Albrecht Pagenstecher and his friend Senator Warren Miller's trip resulted in the Hudson River Pulp & Paper Company which started making groundwood and newsprint in 1869 at Palmer (Corinth), New York, near Luzerne.

Following its acquisition by the International Paper Company in 1898, the Hudson River facility became the firm's "flagship mill" and site of its principal office. Pagenstecher served on International Paper's Board of Directors.

After World War II, Hudson River millworkers developed and perfected the production of coated papers for International Paper. In November 2002, shifting economic forces resulted in the mill's closure; nine years later, in 2011, it was slated for demolition.

Finch Paper LLC (Finch, Pruyn Company) is an American paper manufacturing corporation, operating in Glens Falls, New York, for 150 years.

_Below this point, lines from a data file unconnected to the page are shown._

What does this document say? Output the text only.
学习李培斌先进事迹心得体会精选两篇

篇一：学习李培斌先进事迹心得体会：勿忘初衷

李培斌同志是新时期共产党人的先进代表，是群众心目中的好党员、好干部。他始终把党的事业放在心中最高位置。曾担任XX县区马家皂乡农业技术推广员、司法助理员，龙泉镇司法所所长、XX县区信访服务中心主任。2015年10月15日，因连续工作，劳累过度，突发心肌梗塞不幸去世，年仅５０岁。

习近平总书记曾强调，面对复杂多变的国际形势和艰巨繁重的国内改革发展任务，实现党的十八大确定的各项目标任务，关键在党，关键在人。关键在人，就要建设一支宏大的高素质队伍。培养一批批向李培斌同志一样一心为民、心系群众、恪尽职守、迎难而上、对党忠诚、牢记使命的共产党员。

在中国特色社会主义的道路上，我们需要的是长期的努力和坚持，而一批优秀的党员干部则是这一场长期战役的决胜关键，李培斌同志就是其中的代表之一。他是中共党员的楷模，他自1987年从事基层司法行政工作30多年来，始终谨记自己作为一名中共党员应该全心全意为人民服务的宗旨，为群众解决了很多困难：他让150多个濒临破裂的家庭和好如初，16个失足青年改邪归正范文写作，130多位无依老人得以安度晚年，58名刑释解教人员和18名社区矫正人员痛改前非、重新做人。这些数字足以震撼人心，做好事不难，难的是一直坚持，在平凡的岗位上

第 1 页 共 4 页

In Mechanicville, New York, Westvaco Corporation's MeadWestvaco 6 paper machines ran non-stop to feed the printing presses of the nation's leading publishers. After WWII the Westvaco plant was the largest 'book-paper' mill in the world. It closed in 1971.

In Ballston Spa, NY, George West gradually acquired nine water-powered mills on Kayaderosseras Creek by 1879 manufacturing cotton, paper, and paper bags.West was called "The Paper Bag King" because he was one of the first men in the country to manufacture paper bags at a time when most bags were made from cotton. Today Rock City Falls is largely residential, although the Cottrell Paper Company still operates much as it did one hundred years ago making electrical insulating paper.

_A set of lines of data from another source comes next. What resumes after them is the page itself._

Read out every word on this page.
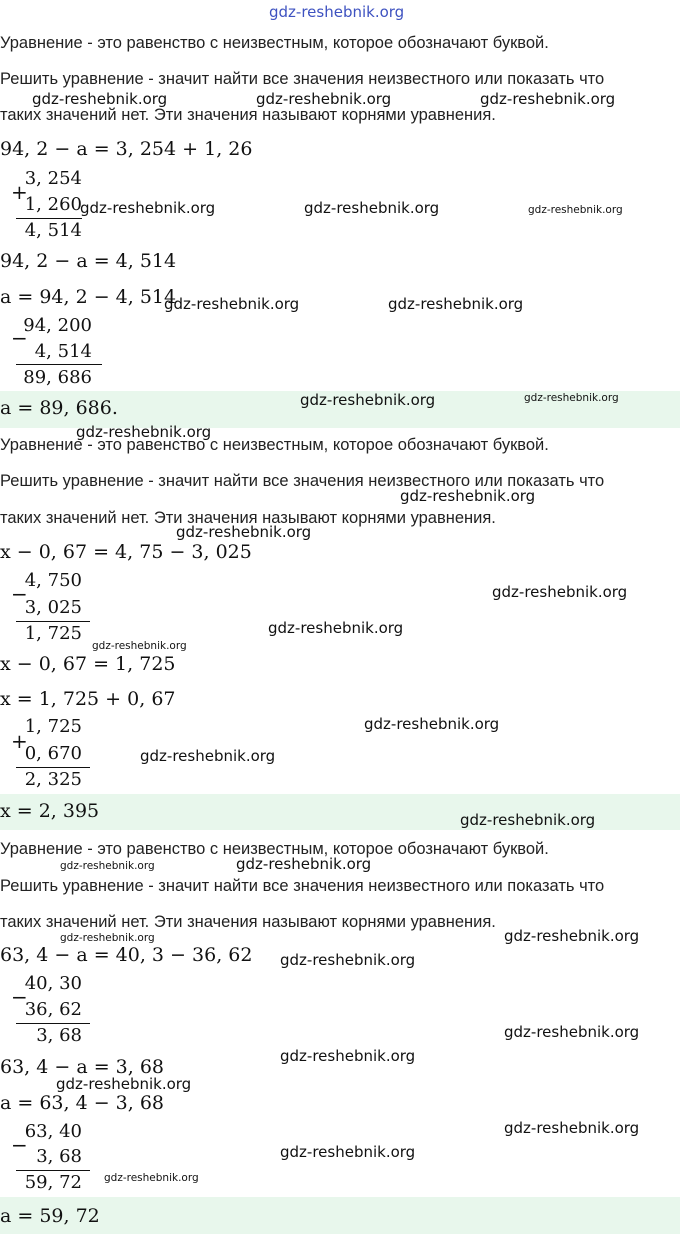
gdz-reshebnik.org
Уравнение - это равенство с неизвестным, которое обозначают буквой.
Решить уравнение - значит найти все значения неизвестного или показать что
таких значений нет. Эти значения называют корнями уравнения.
94, 2 − a = 3, 254 + 1, 26
+
3, 254
1, 260
4, 514
94, 2 − a = 4, 514
a = 94, 2 − 4, 514
−
94, 200
4, 514
89, 686
a = 89, 686.
Уравнение - это равенство с неизвестным, которое обозначают буквой.
Решить уравнение - значит найти все значения неизвестного или показать что
таких значений нет. Эти значения называют корнями уравнения.
x − 0, 67 = 4, 75 − 3, 025
−
4, 750
3, 025
1, 725
x − 0, 67 = 1, 725
x = 1, 725 + 0, 67
+
1, 725
0, 670
2, 325
x = 2, 395
Уравнение - это равенство с неизвестным, которое обозначают буквой.
Решить уравнение - значит найти все значения неизвестного или показать что
таких значений нет. Эти значения называют корнями уравнения.
63, 4 − a = 40, 3 − 36, 62
−
40, 30
36, 62
3, 68
63, 4 − a = 3, 68
a = 63, 4 − 3, 68
−
63, 40
3, 68
59, 72
a = 59, 72
gdz-reshebnik.org	gdz-reshebnik.org	gdz-reshebnik.org
gdz-reshebnik.org	gdz-reshebnik.org	gdz-reshebnik.org
gdz-reshebnik.org	gdz-reshebnik.org
gdz-reshebnik.org	gdz-reshebnik.org
gdz-reshebnik.org
gdz-reshebnik.org
gdz-reshebnik.org
gdz-reshebnik.org
gdz-reshebnik.org
gdz-reshebnik.org
gdz-reshebnik.org
gdz-reshebnik.org
gdz-reshebnik.org
gdz-reshebnik.org
gdz-reshebnik.org
gdz-reshebnik.org	gdz-reshebnik.org
gdz-reshebnik.org
gdz-reshebnik.org
gdz-reshebnik.org
gdz-reshebnik.org
gdz-reshebnik.org
gdz-reshebnik.org
gdz-reshebnik.org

== Wood-based papermaking in Watertown ==

Even while Pagenstecher was starting up the Hudson River mill, in 1869 Illustrious Remington and his three sons, Hiram, Alfred D. and Charles R., were making a ton of newsprint daily in Watertown, New York, using four rag machines and an 84" fourdrinier machine. By 1870, the Remingtons, seeing a future for wood pulp, built three mills on Sewall's Island in Watertown. These mills used the Voelter process allowing a low-cost, high-quality Remington newsprint to be made of 75% rags and 25% wood pulp instead of all-rag content paper costing five times more.

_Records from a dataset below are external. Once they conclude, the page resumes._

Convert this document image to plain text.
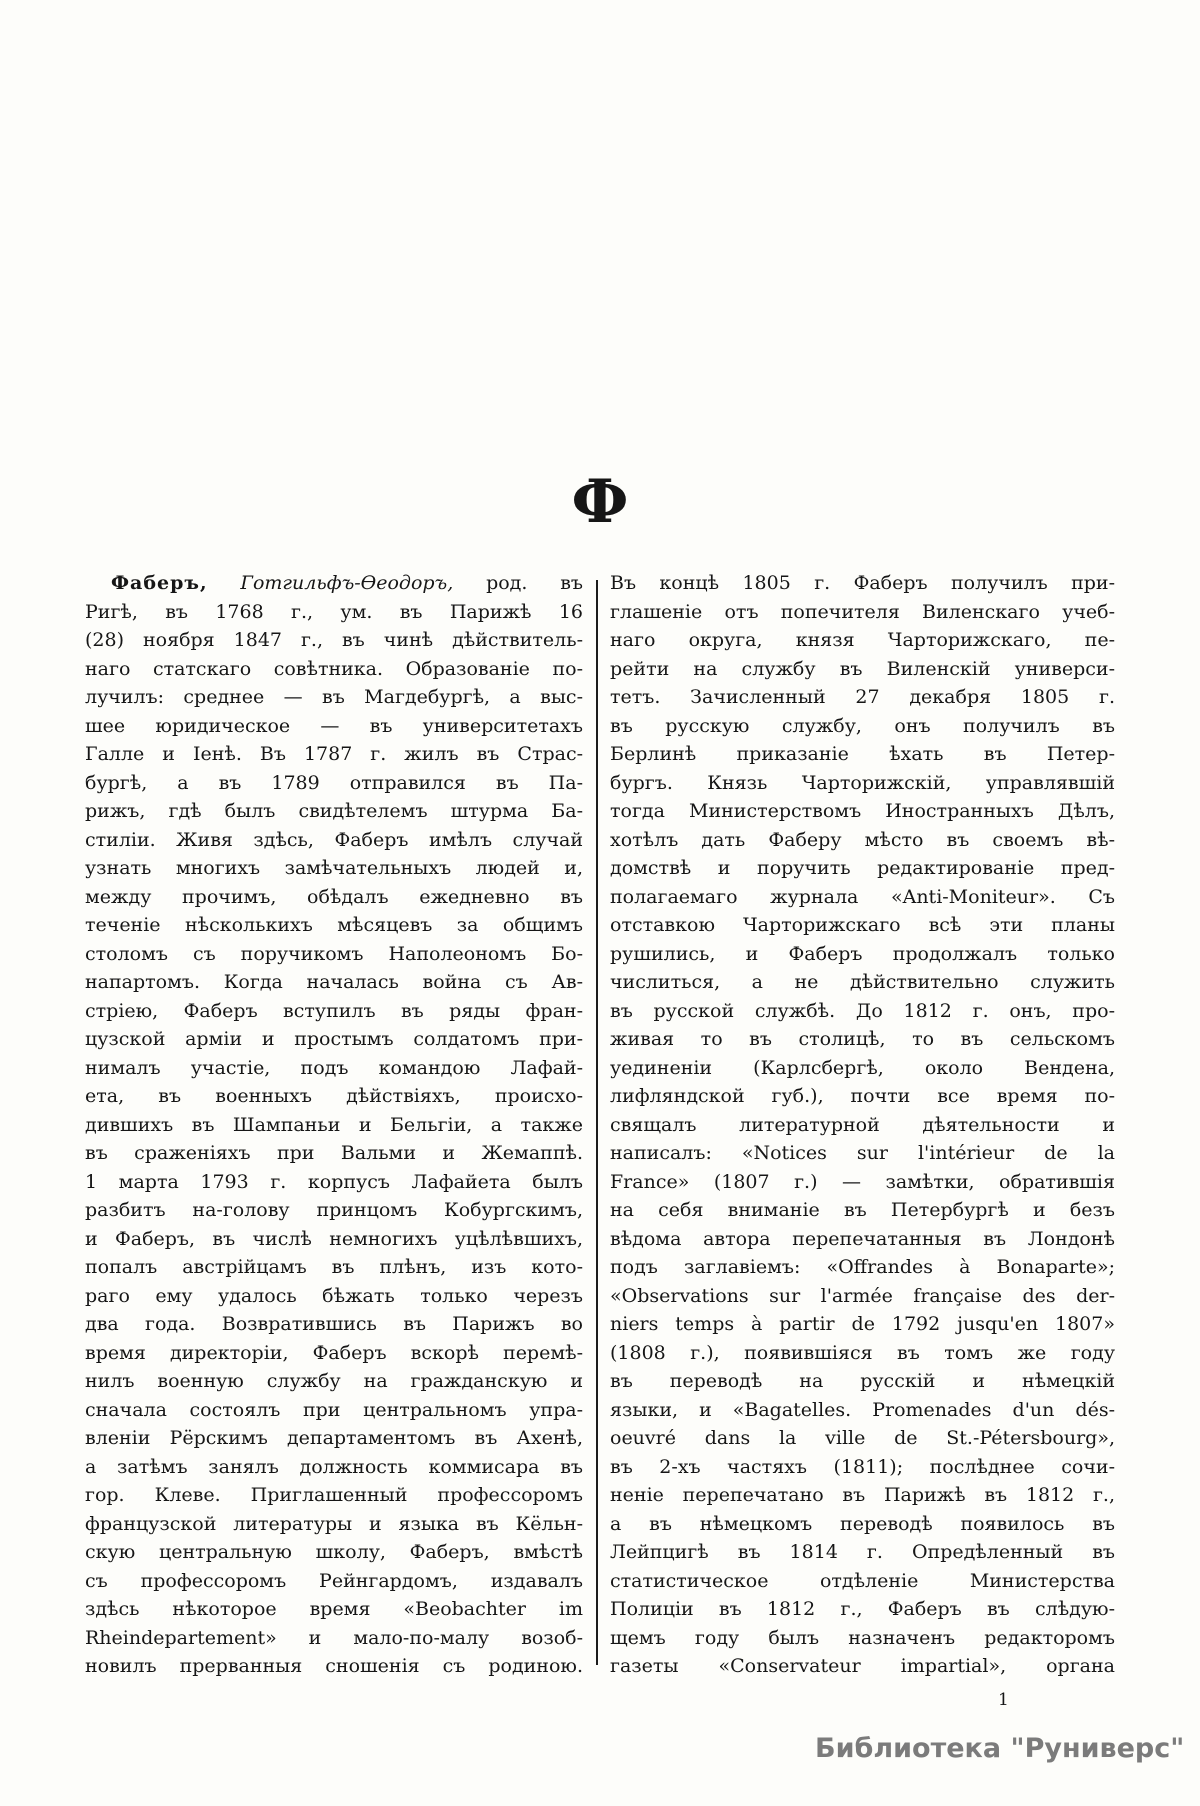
Ф
Фаберъ, Готгильфъ-Ѳеодоръ, род. въ
Ригѣ, въ 1768 г., ум. въ Парижѣ 16
(28) ноября 1847 г., въ чинѣ дѣйствитель-
наго статскаго совѣтника. Образованіе по-
лучилъ: среднее — въ Магдебургѣ, а выс-
шее юридическое — въ университетахъ
Галле и Іенѣ. Въ 1787 г. жилъ въ Страс-
бургѣ, а въ 1789 отправился въ Па-
рижъ, гдѣ былъ свидѣтелемъ штурма Ба-
стиліи. Живя здѣсь, Фаберъ имѣлъ случай
узнать многихъ замѣчательныхъ людей и,
между прочимъ, обѣдалъ ежедневно въ
теченіе нѣсколькихъ мѣсяцевъ за общимъ
столомъ съ поручикомъ Наполеономъ Бо-
напартомъ. Когда началась война съ Ав-
стріею, Фаберъ вступилъ въ ряды фран-
цузской арміи и простымъ солдатомъ при-
нималъ участіе, подъ командою Лафай-
ета, въ военныхъ дѣйствіяхъ, происхо-
дившихъ въ Шампаньи и Бельгіи, а также
въ сраженіяхъ при Вальми и Жемаппѣ.
1 марта 1793 г. корпусъ Лафайета былъ
разбитъ на-голову принцомъ Кобургскимъ,
и Фаберъ, въ числѣ немногихъ уцѣлѣвшихъ,
попалъ австрійцамъ въ плѣнъ, изъ кото-
раго ему удалось бѣжать только черезъ
два года. Возвратившись въ Парижъ во
время директоріи, Фаберъ вскорѣ перемѣ-
нилъ военную службу на гражданскую и
сначала состоялъ при центральномъ упра-
вленіи Рёрскимъ департаментомъ въ Ахенѣ,
а затѣмъ занялъ должность коммисара въ
гор. Клеве. Приглашенный профессоромъ
французской литературы и языка въ Кёльн-
скую центральную школу, Фаберъ, вмѣстѣ
съ профессоромъ Рейнгардомъ, издавалъ
здѣсь нѣкоторое время «Beobachter im
Rheindepartement» и мало-по-малу возоб-
новилъ прерванныя сношенія съ родиною.
Въ концѣ 1805 г. Фаберъ получилъ при-
глашеніе отъ попечителя Виленскаго учеб-
наго округа, князя Чарторижскаго, пе-
рейти на службу въ Виленскій универси-
тетъ. Зачисленный 27 декабря 1805 г.
въ русскую службу, онъ получилъ въ
Берлинѣ приказаніе ѣхать въ Петер-
бургъ. Князь Чарторижскій, управлявшій
тогда Министерствомъ Иностранныхъ Дѣлъ,
хотѣлъ дать Фаберу мѣсто въ своемъ вѣ-
домствѣ и поручить редактированіе пред-
полагаемаго журнала «Anti-Moniteur». Съ
отставкою Чарторижскаго всѣ эти планы
рушились, и Фаберъ продолжалъ только
числиться, а не дѣйствительно служить
въ русской службѣ. До 1812 г. онъ, про-
живая то въ столицѣ, то въ сельскомъ
уединеніи (Карлсбергѣ, около Вендена,
лифляндской губ.), почти все время по-
свящалъ литературной дѣятельности и
написалъ: «Notices sur l'intérieur de la
France» (1807 г.) — замѣтки, обратившія
на себя вниманіе въ Петербургѣ и безъ
вѣдома автора перепечатанныя въ Лондонѣ
подъ заглавіемъ: «Offrandes à Bonaparte»;
«Observations sur l'armée française des der-
niers temps à partir de 1792 jusqu'en 1807»
(1808 г.), появившіяся въ томъ же году
въ переводѣ на русскій и нѣмецкій
языки, и «Bagatelles. Promenades d'un dés-
oeuvré dans la ville de St.-Pétersbourg»,
въ 2-хъ частяхъ (1811); послѣднее сочи-
неніе перепечатано въ Парижѣ въ 1812 г.,
а въ нѣмецкомъ переводѣ появилось въ
Лейпцигѣ въ 1814 г. Опредѣленный въ
статистическое отдѣленіе Министерства
Полиціи въ 1812 г., Фаберъ въ слѣдую-
щемъ году былъ назначенъ редакторомъ
газеты «Conservateur impartial», органа
1
Библиотека "Руниверс"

A third invention caught the imagination of the Remingtons. In 1867, Benjamin Tilghman, an American chemist, discovered that sulphurous acid (H_{2}SO_{3}) dissolved the lignin in wood, leaving a residue of cellulose fibers. Nought came of this discovery. However, Alfred D. Remington learned that a Swede, Carl Daniel Ekman, was teaching papermakers in Sweden to make paper entirely out of wood pulp by using a sulphite process (SO3). Remington went to Sweden to see "This Miracle" for himself. He was so impressed that he imported Swedish chemical fiber for several years and later developed the "sulphite process" in his own plant on Sewall's Island.

The Remingtons were selling newsprint to the New York Times. They received an order for ten tons stipulating that the newsprint contain no wood pulp! A. D. Remington, proud of his new product, sent it to the Times along with a note, asking them to try it. The reply was, "come and get your paper", which he did. It wasn't long before the Times was eager and willing to buy this new and cheaper newsprint.

The revolution in paper-making in the Black River region was complete: fourdrinier machines became bigger and bigger and faster and faster; the demand for spruce was insatiable and the lumbermen practically denuded the virgin forests; the unpleasant odor of the sulphite mills replaced the equally unpleasant odor of the tanneries. Other paper-makers, emulating the success of the Remingtons embarked on a costly program of mass-production of wood pulp newsprint.

==Gould Paper Company==
G. Henry P. Gould was the founder of the Gould Paper Company in Lyons Falls, New York.

In 1956 the Lyons Falls Paper Corporation took over operations. They put in a hardwood pulping plant. They were the first paper maker in the United States to use this type of process.